'Elephant census about numbers, habitat data'
One of the elephants sighted on Tiger Road, Hullikatte range of the Bandipur Tiger Reserve, on Day One of the census. dh photo/Bosky Khanna
Elephant census is not just about numbers, but a mode to understand the habitat and issues pertaining to its fragmentation, said R K Srivastava, Inspector General of Forests and director, Project Elephant, New Delhi.
Speaking to DH on Day One of the census, he said the ministry of environment and forests was concerned over the deaths of elephants, especially because of the presence of railway tracks, though the Wildlife Institute of India has prepared a list of safe passages. This census will help prepare a detailed area map of the elephant habitat.
Srivastava and a team of officials from Project Elephant are touring places in south India as part of the all-India census. He said the jumbos were found in forest patches and outside forest patches, in coffee estates and tea estates. All these places are being mapped.

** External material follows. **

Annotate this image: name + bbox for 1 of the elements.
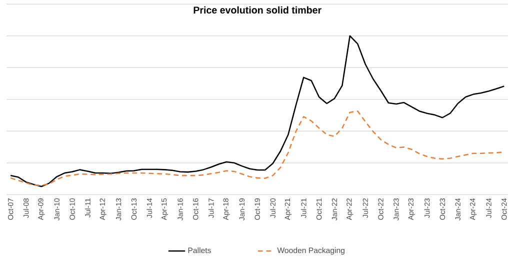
chart-title: Price evolution solid timber xyxy=(194,6,322,14)
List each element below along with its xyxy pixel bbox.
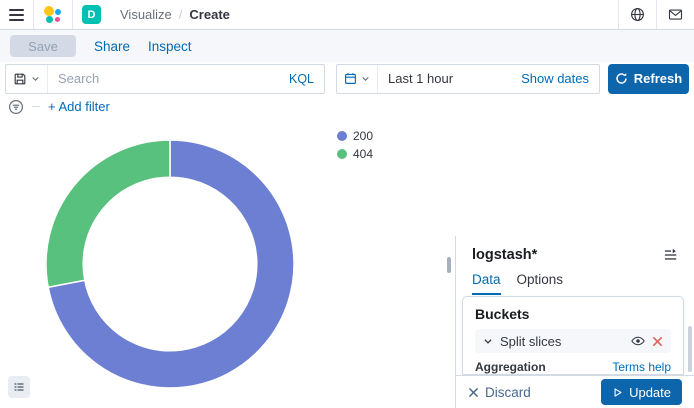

The officer said there was a need to improve the forest patches, especially by clearing weeds. Earlier, the Centre used to fund the clearing of weeds. But in the past two years, in states other than those in the Himalayan region, the central and state governments are sharing the cost of habitat improvement in the ratio of 60:40. The presence of weeds plays a role in the movement and fragmentation of elephants and their habitat, Srivastava said.
“The census will give a picture of the elephant dynamics, whether it is healthy or not. Around 15 years ago, the male to female ratio was 1:30, but in the past seven years, it has fairly improved. The census is an exercise to know the ratio. In the Bandipur-Mudumalai patch, the ratio is fairly better,” said noted elephant scientist R Sukumar, who is part of the visiting team.